C.V. : C’est le très grand risque, et c’est précisément ce que le lobby homosexuel attend pour diaboliser mes positions. Et je ne souhaite pas être soutenu par quelque extrémiste que ce soit, qui permettrait à mes adversaires de déformer mes positions. Mais il faut savoir que le lobby homosexuel utilise la provocation… Je n’avais jamais demandé à m’exprimer sur cette loi dans l’interview qui m’a valu ce procès. Avec Fogiel qui m’a interrogé sur RTL, si j’avais été naïf, j’aurais pu tomber dans des chausse-trappes. De toutes les façons, la colère est mauvaise conseillère. Un vrai chrétien sait très bien – et tout le monde le sait – qu’on peut condamner le péché mais pas le pécheur. On peut à la fois être accueillant et garder ses convictions…

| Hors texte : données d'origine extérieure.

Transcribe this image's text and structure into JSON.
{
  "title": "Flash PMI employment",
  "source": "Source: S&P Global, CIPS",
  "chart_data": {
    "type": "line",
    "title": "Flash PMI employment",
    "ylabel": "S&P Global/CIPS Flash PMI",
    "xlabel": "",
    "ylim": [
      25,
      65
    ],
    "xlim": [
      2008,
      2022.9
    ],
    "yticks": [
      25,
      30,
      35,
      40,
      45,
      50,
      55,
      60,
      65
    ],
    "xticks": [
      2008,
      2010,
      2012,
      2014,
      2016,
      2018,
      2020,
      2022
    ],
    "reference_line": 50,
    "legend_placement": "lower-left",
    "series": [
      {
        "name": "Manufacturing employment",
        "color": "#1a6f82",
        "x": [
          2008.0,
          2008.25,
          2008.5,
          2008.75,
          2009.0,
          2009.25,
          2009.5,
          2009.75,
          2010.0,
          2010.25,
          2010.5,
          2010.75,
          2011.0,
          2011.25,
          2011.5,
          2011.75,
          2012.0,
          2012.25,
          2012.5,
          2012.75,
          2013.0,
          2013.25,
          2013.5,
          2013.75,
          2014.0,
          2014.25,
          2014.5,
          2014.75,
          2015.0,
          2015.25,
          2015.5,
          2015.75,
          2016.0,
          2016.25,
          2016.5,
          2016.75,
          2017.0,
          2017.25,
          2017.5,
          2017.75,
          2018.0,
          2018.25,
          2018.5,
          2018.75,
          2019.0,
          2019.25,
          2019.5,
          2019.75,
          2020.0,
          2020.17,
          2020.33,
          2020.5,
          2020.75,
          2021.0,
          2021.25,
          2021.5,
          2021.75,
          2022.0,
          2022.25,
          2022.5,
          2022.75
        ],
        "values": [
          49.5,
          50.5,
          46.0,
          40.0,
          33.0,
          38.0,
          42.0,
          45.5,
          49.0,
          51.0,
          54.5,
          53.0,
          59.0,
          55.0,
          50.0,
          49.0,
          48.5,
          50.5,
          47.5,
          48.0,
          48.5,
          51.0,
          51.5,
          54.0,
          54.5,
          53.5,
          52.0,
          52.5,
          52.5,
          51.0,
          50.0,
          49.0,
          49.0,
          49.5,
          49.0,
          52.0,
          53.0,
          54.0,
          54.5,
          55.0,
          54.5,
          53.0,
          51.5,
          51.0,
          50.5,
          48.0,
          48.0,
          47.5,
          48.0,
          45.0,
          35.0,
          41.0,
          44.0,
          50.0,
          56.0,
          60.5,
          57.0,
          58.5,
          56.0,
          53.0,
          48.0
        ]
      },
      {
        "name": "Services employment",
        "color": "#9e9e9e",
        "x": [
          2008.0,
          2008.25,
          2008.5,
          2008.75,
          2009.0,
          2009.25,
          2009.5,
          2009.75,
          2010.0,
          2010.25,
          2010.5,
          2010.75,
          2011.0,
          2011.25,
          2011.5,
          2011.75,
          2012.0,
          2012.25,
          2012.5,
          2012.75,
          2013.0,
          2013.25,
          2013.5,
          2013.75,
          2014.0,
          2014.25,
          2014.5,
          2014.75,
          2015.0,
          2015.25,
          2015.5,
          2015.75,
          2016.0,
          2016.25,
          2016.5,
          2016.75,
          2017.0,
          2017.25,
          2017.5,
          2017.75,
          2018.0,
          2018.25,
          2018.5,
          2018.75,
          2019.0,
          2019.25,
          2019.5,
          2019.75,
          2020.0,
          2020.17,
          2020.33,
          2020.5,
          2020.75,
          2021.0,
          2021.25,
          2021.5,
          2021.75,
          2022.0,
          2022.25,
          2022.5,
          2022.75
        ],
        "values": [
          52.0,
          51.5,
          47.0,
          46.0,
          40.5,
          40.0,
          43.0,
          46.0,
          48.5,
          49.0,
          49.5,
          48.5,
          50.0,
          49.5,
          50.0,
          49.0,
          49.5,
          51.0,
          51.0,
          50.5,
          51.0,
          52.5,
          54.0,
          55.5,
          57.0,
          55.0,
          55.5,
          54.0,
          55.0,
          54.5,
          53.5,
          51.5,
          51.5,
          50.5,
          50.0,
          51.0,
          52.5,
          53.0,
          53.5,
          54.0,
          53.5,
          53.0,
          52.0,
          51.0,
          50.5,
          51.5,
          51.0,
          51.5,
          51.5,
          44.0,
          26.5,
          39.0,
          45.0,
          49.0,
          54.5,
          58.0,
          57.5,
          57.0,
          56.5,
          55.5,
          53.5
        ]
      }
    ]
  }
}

Même si j’ai été parfois agressé assez directement par quelques excités, je n’ai aucune espèce de phobie. Lorsqu’on me l’a demandé, j’ai soutenu la mémoire des 210 personnes homosexuelles déportées d’Alsace par les nazis, parce qu’il serait indigne de faire une quelconque discrimination sur un tel sujet. J’accepte le débat et le discours du lobby homosexuel. Mais j’ose dire qu’il diffuse une forme de terrorisme intellectuel qui met en danger la démocratie.